A 2-1 win earned with rugged defending and set piece mastery saw Bayer Leverkusen turn the tables on Atletico Madrid. The win keeps the Germans alive in the Champions League but does it also show they have another side?
The ruthless exposure of a previously undetected weakness, a denial of chances to the opposition for long stretches of the match and a narrow victory. The script for the visit of Atletico Madrid to Bayer Leverkusen may have been predictable but the actors were playing against type.
After a performance in Madrid last time out that promised plenty but delivered nothing, Leverkusen came in to this one knowing defeat would be the end, another early exit for a club that haven't made the quarterfinal of a European competition since 2008. Just as they had in Spain, Peter Bosz's men made most of the running but for quite some time their play was a little slow, their passes a little off.
But crucially, they had something else to try, a new route of attack. In his spells both here and at Borussia Dortmund, Bosz has been regarded as something of an ideologue, a man whose attacking principles sometimes come at the cost of points. But here, his side outmanoeuvred Diego Simeone's men, and turned one of Atleti's greatest strengths in to a weakness.

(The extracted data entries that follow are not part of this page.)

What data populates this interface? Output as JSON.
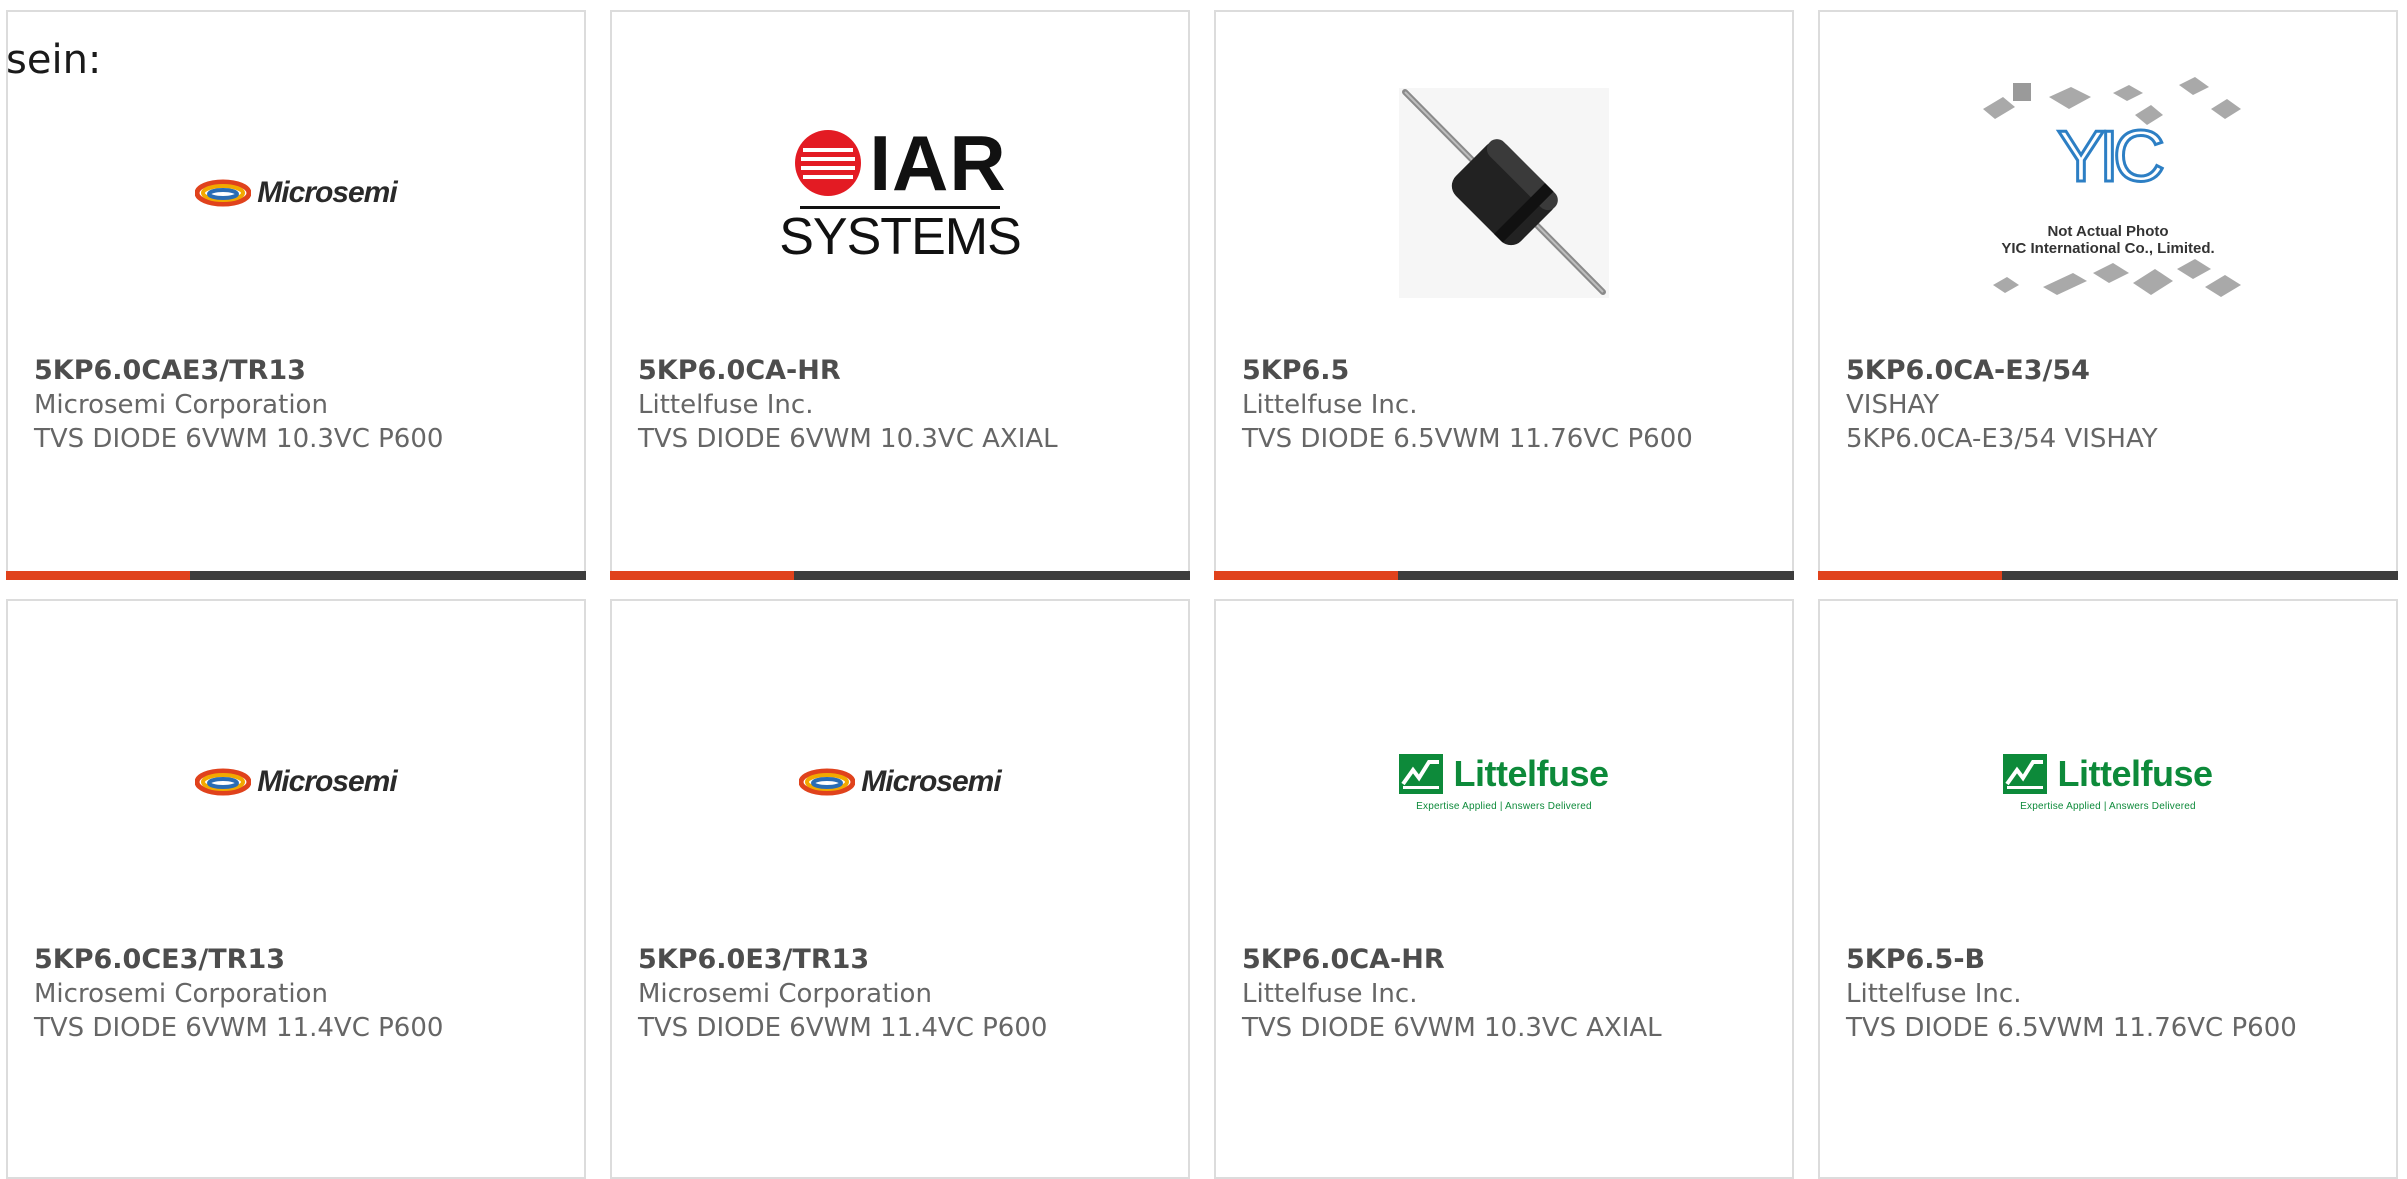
{
  "intro_text": "sein:",
  "colors": {
    "accent": "#e0421c",
    "bar": "#3d3d3d",
    "border": "#dcdcdc",
    "littelfuse_green": "#0d8a3a",
    "yic_blue": "#2d7fc4"
  },
  "products": [
    {
      "part": "5KP6.0CAE3/TR13",
      "manufacturer": "Microsemi Corporation",
      "description": "TVS DIODE 6VWM 10.3VC P600",
      "logo": {
        "type": "microsemi",
        "word": "Microsemi"
      }
    },
    {
      "part": "5KP6.0CA-HR",
      "manufacturer": "Littelfuse Inc.",
      "description": "TVS DIODE 6VWM 10.3VC AXIAL",
      "logo": {
        "type": "iar",
        "word_top": "IAR",
        "word_bottom": "SYSTEMS"
      }
    },
    {
      "part": "5KP6.5",
      "manufacturer": "Littelfuse Inc.",
      "description": "TVS DIODE 6.5VWM 11.76VC P600",
      "logo": {
        "type": "diode-photo"
      }
    },
    {
      "part": "5KP6.0CA-E3/54",
      "manufacturer": "VISHAY",
      "description": "5KP6.0CA-E3/54 VISHAY",
      "logo": {
        "type": "yic",
        "word": "YIC",
        "line1": "Not Actual Photo",
        "line2": "YIC International Co., Limited."
      }
    },
    {
      "part": "5KP6.0CE3/TR13",
      "manufacturer": "Microsemi Corporation",
      "description": "TVS DIODE 6VWM 11.4VC P600",
      "logo": {
        "type": "microsemi",
        "word": "Microsemi"
      }
    },
    {
      "part": "5KP6.0E3/TR13",
      "manufacturer": "Microsemi Corporation",
      "description": "TVS DIODE 6VWM 11.4VC P600",
      "logo": {
        "type": "microsemi",
        "word": "Microsemi"
      }
    },
    {
      "part": "5KP6.0CA-HR",
      "manufacturer": "Littelfuse Inc.",
      "description": "TVS DIODE 6VWM 10.3VC AXIAL",
      "logo": {
        "type": "littelfuse",
        "word": "Littelfuse",
        "tagline": "Expertise Applied | Answers Delivered"
      }
    },
    {
      "part": "5KP6.5-B",
      "manufacturer": "Littelfuse Inc.",
      "description": "TVS DIODE 6.5VWM 11.76VC P600",
      "logo": {
        "type": "littelfuse",
        "word": "Littelfuse",
        "tagline": "Expertise Applied | Answers Delivered"
      }
    }
  ]
}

"I'm happy about the win but also how we played," said Bosz after the game. "We were the better team, we played courageously and were well organized."
"We were snappy in our tackles and defended compact. Exactly what we wanted to do," added Kevin Volland, emphasizing qualities which Leverkusen often lack.
The home side won a succession of corners in the first half, Kai Havertz often forcing them after drifting in to space on the right. Again and again, Kerem Demirbay or Nadiem Amiri whipped the ball in to the six yard box, in a position usually regarded as too close to the keeper to pose much of a threat.
The danger zone
After a couple of failures, Amiri found his range in the 38th minute and saw Felipe head on to his own bar. Three minutes later, Demirbay hit his mark. Atleti's keepr Jan Oblak scrambled to keep the ball from dropping in at his near post, Charles Aranguiz looped the ball back in and Thomas Partey inexplicably buried a header past his Slovenian teammate. It may not have worked quite as intended, but it worked.
And it didn't stop working. After Kevin Volland's smart control, spin and finish deservedly doubled the Bundesliga side's lead in the 55th minute, there was almost a repeat of the Partey own goal trick before Havertz flicked on to the roof of the net from yet another corner.
There was no subterfuge here, Leverkusen had found Atleti's Achilles' heel, and they had the archers to fire the arrows. They wanted their opponents to know it and frustrated them to the point where a late corner turned in to an almighty penalty box scuffle.
"It caused them a problem every time and we had so many men in the area today that we forced the own goal. It's really nice to get results from corners," Leverkusen keeper Lukas Hradecky told DW after the game.
Though Amiri needlessly turned his bow on himself five minutes from time to get sent off and Alvaro Morata made the BayArena crowd a touch nervy in injury time, Leverkusen live to fight another matchday, though closing the four point gap to Wednesday's opponents won't be easy.
Things rarely are around here. Leverkusen have shown themselves to be masters of inconsistency in recent seasons and recent weeks. The talent has always been there, the discipline and the plan not so much.
Corners were their unlikely trump card here but the real question is whether this win signifies the turning of one or just another detour. Is Bosz now a man with more than one plan?